Graeland de Thani of Essex owed seven and a half knights (the half of fifteen), and Roger de Berkeley probably the same. Those who owed a servitium of five knights were Robert fitz Harding, Baldwin Buelot, Simon de Cancy, Nigel de Lovetot (of the honour of Tickhill), Amfry de Cancy, Hugh de Dover (of the honour of Brunne),[92] Walter de Bolebec (Northumberland), Robert de Brus, Roger Bertram, and probably Stephen de Bulmer,[93] and Herbert 'de Castello'.

The cases in which the servitium can be shown not to have been a multiple of five are comparatively few. That of Simon de Beauchamp of Bedford was 54, of William Fossard 33½, of Humphrey de Bohun 30½, of William Malet 20⅙, of Robert de Beauchamp (of Somerset) 17, of William fitz John (of Harptree) 13¾, of William Blund 12, of Hugh Wac 10⅛, of William de Ros, William fitz John (of Weston) and William de Beauchamp (of Worcestershire) 7, of John de Bidun and Jocelin de Lovaine 5½.[94] But these, it will be seen, are quite insufficient to overthrow the accumulated array of evidence on the other side, and some of them are, doubtless, capable of explanation. The Bohun fief, for instance, in 1162 paid on exactly 30 fees.

It is impossible to resist the inference, from such evidence as we have, that the amount of the servitium debitum was a matter of custom and tradition, and could not usually be determined by reference to written grants or charters. On this point the returns of three Essex tenants are most instructive, while their similarity is so striking, that, as in the case of the Shropshire formulæ, it can scarcely be due to accident.

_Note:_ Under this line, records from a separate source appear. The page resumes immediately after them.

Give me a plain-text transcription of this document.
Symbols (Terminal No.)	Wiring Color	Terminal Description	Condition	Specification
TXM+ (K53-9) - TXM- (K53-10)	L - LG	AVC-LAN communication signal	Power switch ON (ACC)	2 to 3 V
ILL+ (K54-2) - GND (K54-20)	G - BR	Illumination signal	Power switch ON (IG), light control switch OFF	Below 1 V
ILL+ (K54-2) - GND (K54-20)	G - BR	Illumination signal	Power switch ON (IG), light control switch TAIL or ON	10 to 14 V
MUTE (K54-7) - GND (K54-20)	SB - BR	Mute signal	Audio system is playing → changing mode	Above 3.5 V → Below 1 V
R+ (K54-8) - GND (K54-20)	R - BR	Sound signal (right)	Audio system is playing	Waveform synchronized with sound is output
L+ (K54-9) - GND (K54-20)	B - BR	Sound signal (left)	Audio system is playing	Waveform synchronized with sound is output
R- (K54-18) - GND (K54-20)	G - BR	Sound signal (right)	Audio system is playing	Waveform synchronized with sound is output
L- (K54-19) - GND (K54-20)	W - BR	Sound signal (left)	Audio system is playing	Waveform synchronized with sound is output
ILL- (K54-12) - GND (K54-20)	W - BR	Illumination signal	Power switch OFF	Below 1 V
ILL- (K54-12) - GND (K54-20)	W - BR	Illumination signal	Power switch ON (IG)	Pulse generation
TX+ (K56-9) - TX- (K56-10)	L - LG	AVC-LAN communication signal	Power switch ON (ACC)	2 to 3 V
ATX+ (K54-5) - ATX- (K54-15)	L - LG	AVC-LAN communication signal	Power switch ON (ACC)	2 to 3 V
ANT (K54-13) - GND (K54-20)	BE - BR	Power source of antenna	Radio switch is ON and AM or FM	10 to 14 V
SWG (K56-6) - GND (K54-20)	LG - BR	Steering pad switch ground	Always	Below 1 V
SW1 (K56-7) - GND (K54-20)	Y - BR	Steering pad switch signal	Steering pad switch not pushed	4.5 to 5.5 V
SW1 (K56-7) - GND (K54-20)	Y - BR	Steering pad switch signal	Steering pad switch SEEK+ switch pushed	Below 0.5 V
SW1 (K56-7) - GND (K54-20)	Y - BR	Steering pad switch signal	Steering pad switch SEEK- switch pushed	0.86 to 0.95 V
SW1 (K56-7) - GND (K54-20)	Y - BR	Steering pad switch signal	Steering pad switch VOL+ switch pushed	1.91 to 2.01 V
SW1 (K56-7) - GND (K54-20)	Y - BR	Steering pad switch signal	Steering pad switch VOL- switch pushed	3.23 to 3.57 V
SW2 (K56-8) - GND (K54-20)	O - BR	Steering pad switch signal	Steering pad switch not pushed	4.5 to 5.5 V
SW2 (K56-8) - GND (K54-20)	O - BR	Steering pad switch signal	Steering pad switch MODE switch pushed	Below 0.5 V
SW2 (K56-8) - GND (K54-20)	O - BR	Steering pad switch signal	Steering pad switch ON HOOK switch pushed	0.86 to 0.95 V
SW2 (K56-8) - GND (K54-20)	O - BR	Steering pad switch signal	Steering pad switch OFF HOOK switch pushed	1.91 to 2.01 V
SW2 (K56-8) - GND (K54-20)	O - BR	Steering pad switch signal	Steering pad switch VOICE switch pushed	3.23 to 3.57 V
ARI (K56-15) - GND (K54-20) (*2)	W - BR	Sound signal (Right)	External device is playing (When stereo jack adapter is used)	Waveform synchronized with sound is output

The Earl of Essex closes with the words: 'et homines mei dicunt mihi quod debeo Domino Regi lx. milites'. Walter fitz Robert, who follows him, writes: 'et hoc mihi homines mei intelligere faciunt, quod debeo inde Regi servitium de l. militibus'. William de Montfichet ends thus: 'et hoc faciunt homines mei mihi intelligere—quod pater meus deserviebat per xl. milites'. With these expressions we may compare those of William fitz Alan's tenants, who assert that his Norfolk fief 'non debet domino Regi nisi i. militem ... ut antiqui testantur'; that his Shropshire fief 'non debet Regi nisi x. milites in exercitu ... sicut antiqui testantur'; and that, as to his Wiltshire fief, 'non sumus certi quod servitium debeat Regi de hoc tenemento'. The Abbot of Chertsey, also, states his servitium debitum with the proviso 'secundum quod scire possumus'. These expressions explain the uncertainty as to the servitium debitum in such cases as the See of Worcester and Ramsey Abbey.[95]

The same principle applies to the relation between the tenant-in-chief and his under-tenant. Thus the very first entry in the cartae runs as follows:

Willelmus de Wokindone iiij. milites et dimidium; et praeter hoc, ex testimonio curiae meae, dimidium exigo, quem ipse se non debere defendit.

Of another tenant on the same fief we read: 'praeter hoc, ex testimonio curiae meae, adhuc j. militem exigo'. Here, we see, appeal is made not to record evidence, but to oral testimony. So, too, the Bishop of Exeter adds this clause to his return:

Et praeter hos omnes, sicut a multis audivi, comes Gloucestriæ, et comes Hugo, et comes de Clare debent tenere de Exoniensi Episcopo; sed nullum ei servitium faciunt vel recognoscunt.

Surely in all such cases as these the obvious inference is that the tenant had been enfeoffed sine carta, or in the very words of the Provisions of the Barons (1259) 'feofatus sine carta a tempore conquestus vel alio antiquo feofamento' (§ 1).

And now for my theory. No one can have even glanced at the lists I have compiled without being instantly struck by the fact that the 'service' is reckoned in round numbers, and is almost invariably a multiple of 5, if not of 10.[96] This discovery, of course, is absolutely destructive of the view that it always represented the number of five-hide (or £20) units contained in the fief. Further, the number of differing fiefs assessed at precisely the same figure proves that the assessment was wholly arbitrary and cannot have been even the round sum which approximated most nearly the number of such units.[97] What then was the true determinant in the light of these conclusions? I reply—the unit of the feudal host.